None of the others made it through the training. Two just couldn't cut the mustard, and one of them turned out to be a stooge for the Hierarchs. The last one might have been a shoo-in, except he just seemed too... nice... for the Puppeteers' liking.

But my other half... he surprised even me. It was expensive, and I think he got some unintended lessons on groveling out of the bargain, but it was all worth it for the moment that - a scant month later - we were standing over a big, nasty hole in the ground in front of our tombstone.

Our fingers were cracked and broken, but they'd heal. And, as you might imagine, we looked like shit, but there was a mission nearby where the folks - used to weird, smelly and half-dead drunks wandering in out of the night - didn't really notice the stench. We went in, got cleaned up, and my other half got to learn that you don't even TRY to eat anything.

After that, we stole some dead gangbanger's hand-me-downs to replace the awful suit we were buried in. And away we went, wrapped up in loose jeans and a grey sweatshirt with the hood up.

Of course we looked ridiculous. Who doesn't? But we were back in the land of the living. And damn if that didn't make us feel good.


So there we were, in the Skinlands. He knew where this girl lived, he knew where she worked and hung out, and now he was willing to chuck all that Emerald crap about staying away from what you can't have. At long last, he COULD have it. He could go really tell her he loved her.

So it should have been a really short trip back. But it wasn't. You see, my other half...

Well, you remember how he could be. He had to wait for the RIGHT moment. He had to do it the RIGHT way. He figured he was only going to get one chance at this, so everything had to be absolutely perfect. Just like Bill Murray in "Groundhog Day" - trying to get everything perfect on one day so whats-her-face would fall in love with him.

This turned what should have been a pretty straightforward deal into a really convoluted mess. It took us three years to get from the grave to her doorstep. I don't have the time to go into it all so I won't even try. Use those imaginations, kids. I bet you'll get somewhere near how ridiculous it got if you try hard enough... he even hired a Proctor - now that he COULD find them - to pretend to be her so he could try out his lines!

Now, in that time we did have some interesting times. He not only paid off his expenses to the Guild, but he did so much for so many that they wound up owing HIM. He learned how to make himself tough and rough and quick, learned to hide... he was quite something to be reckoned with.

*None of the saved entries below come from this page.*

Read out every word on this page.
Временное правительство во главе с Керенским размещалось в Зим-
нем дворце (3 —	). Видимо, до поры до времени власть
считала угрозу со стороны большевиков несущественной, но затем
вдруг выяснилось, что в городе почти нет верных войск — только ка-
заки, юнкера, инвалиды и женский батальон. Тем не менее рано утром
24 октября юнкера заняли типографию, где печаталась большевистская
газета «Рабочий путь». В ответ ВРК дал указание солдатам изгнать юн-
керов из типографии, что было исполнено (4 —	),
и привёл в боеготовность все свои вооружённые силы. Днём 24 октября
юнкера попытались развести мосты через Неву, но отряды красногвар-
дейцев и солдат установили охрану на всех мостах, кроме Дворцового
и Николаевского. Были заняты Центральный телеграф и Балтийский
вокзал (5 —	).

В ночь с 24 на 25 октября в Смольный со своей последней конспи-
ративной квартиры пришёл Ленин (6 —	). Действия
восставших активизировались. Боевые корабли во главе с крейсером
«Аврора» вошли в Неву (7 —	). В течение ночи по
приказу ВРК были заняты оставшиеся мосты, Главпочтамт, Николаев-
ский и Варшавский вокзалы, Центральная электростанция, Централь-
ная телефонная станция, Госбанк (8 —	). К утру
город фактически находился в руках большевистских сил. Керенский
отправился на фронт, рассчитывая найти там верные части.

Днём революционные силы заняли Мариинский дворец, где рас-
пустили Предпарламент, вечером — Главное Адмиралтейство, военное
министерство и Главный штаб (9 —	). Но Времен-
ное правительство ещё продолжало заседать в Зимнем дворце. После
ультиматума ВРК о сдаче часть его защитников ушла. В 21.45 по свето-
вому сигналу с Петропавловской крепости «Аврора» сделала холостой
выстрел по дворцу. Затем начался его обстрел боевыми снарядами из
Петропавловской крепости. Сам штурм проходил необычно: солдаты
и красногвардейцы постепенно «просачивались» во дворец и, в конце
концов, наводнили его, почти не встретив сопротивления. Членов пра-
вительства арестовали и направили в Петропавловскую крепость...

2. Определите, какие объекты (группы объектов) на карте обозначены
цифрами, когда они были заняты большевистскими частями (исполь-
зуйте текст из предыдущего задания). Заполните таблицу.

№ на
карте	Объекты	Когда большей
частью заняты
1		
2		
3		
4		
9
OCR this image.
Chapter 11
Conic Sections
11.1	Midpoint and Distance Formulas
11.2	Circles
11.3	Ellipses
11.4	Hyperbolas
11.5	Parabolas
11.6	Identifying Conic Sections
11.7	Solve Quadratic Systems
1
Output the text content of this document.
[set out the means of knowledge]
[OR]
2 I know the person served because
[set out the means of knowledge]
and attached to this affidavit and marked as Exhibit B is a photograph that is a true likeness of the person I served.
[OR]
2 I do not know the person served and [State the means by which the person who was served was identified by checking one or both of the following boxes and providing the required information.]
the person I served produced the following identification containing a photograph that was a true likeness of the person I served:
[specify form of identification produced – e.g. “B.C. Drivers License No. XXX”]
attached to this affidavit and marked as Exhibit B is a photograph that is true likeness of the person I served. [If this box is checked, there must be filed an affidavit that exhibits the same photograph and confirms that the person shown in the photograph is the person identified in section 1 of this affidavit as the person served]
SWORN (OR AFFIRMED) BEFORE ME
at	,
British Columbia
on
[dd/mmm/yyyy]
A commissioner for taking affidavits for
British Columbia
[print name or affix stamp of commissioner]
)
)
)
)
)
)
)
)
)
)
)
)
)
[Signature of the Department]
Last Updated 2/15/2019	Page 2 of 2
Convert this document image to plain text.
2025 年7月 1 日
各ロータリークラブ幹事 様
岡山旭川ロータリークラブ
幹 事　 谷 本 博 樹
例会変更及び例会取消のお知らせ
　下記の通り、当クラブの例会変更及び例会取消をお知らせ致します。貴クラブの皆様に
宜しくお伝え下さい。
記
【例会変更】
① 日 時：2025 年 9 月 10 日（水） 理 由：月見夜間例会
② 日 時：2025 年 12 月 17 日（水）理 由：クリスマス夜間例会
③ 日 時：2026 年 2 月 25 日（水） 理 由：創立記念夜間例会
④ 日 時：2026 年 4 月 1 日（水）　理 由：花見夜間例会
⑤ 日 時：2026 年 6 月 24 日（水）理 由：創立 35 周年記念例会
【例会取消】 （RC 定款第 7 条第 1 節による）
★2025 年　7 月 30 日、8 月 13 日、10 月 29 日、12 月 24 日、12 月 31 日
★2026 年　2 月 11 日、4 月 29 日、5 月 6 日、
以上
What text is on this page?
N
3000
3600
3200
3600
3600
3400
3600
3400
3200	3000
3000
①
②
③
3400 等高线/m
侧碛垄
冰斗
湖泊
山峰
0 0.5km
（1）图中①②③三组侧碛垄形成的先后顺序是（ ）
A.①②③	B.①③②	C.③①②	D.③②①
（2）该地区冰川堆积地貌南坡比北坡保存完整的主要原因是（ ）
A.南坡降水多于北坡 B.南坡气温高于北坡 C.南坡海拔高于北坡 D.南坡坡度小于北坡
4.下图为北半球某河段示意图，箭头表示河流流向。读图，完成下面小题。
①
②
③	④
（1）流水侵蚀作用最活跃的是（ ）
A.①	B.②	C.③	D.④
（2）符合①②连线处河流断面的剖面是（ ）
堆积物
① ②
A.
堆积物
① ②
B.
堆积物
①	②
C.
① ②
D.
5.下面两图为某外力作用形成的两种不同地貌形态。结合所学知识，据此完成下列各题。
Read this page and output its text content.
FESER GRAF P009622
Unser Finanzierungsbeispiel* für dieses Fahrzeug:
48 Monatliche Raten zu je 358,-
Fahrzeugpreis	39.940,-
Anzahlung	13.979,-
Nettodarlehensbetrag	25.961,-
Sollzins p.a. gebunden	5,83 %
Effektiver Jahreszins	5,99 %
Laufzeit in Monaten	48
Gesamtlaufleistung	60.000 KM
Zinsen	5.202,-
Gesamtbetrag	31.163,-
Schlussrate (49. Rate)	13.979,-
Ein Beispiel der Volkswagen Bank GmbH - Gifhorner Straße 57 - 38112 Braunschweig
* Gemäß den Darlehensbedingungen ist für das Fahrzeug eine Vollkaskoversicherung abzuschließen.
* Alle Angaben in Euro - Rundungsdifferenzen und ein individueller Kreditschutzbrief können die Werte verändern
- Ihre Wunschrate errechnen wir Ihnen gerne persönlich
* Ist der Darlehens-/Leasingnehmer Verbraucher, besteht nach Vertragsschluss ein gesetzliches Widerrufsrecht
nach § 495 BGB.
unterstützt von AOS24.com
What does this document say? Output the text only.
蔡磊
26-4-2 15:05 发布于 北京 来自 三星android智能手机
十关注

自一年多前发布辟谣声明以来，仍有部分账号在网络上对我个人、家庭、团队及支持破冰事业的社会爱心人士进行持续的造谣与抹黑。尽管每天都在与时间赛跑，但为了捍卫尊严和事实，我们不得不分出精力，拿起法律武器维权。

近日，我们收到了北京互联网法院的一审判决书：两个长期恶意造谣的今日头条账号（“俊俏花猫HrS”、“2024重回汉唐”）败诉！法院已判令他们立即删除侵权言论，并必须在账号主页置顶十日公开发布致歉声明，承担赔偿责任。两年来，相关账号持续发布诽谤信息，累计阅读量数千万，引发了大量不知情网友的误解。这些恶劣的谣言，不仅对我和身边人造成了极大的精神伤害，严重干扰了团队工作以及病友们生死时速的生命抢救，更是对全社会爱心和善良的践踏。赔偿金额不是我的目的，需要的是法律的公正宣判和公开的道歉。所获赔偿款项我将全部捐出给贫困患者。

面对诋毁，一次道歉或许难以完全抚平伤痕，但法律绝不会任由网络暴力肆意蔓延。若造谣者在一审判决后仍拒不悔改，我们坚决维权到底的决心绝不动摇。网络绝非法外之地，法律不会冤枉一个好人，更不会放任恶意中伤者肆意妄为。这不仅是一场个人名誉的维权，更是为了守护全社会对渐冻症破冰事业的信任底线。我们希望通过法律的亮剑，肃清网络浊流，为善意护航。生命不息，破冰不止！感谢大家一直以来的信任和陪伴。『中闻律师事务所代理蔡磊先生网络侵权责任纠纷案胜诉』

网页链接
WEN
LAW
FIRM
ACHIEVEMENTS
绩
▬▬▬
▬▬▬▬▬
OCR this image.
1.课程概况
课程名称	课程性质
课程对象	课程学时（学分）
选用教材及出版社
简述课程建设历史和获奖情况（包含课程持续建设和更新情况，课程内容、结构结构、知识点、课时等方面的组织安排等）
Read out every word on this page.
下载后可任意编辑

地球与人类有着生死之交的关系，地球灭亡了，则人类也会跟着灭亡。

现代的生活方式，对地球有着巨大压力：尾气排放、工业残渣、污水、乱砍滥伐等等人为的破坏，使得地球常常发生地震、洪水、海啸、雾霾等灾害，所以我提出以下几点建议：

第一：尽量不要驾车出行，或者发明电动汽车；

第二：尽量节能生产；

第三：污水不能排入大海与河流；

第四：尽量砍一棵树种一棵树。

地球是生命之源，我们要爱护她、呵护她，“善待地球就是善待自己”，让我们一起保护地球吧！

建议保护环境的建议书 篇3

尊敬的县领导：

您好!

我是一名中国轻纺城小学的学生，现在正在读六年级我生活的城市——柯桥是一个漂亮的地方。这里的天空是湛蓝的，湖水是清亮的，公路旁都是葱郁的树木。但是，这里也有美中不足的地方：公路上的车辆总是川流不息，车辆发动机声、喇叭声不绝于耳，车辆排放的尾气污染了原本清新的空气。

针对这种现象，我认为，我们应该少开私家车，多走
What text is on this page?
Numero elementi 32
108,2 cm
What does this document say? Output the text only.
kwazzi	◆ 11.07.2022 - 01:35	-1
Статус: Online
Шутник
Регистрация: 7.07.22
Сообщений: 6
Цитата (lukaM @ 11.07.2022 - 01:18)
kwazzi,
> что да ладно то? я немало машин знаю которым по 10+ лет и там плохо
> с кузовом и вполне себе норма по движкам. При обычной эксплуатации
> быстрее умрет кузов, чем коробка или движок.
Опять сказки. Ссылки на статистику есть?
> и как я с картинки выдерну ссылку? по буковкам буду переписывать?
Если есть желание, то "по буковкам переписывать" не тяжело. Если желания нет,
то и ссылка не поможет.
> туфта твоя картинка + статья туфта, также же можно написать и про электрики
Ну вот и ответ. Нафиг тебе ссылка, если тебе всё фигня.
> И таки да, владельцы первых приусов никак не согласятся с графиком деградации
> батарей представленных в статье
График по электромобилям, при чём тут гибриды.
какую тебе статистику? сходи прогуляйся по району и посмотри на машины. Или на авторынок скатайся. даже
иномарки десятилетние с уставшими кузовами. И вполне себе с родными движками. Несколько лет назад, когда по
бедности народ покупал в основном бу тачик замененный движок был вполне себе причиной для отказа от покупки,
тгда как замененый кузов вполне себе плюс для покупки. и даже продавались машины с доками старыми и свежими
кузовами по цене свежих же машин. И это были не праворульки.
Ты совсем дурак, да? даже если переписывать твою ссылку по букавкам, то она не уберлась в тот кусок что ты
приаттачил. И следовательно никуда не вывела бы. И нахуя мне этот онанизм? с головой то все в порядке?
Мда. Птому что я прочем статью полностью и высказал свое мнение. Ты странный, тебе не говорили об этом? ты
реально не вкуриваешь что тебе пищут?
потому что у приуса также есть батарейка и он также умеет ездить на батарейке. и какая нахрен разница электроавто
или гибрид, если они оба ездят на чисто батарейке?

But after a full three years of - let's call the spade a spade - chickening out and being terrified of failure, enlightenment hit.

There was some nasty business out by the waterfront. Dozens of people died, and he alone walked out to remember the thing. He hadn't started it, but he was definitely the one who'd finished it. I was pretty proud of him: for a chicken he could be pretty steadfast when it came down to it.

And that was the problem: that night he had a good, long look at himself and realized that he'd barely gotten out with his skin in one piece. Mortality stared him in the face again - literally - and he understood that while he might have a few tricks up his sleeve, she had none. What if she died while he was farting around...?

That was an end to the hold-up. He made up his mind that he was going to march right over to her house the very next night and see her. He was going to tell her everything she had to know. And then... well... he'd see what happened then.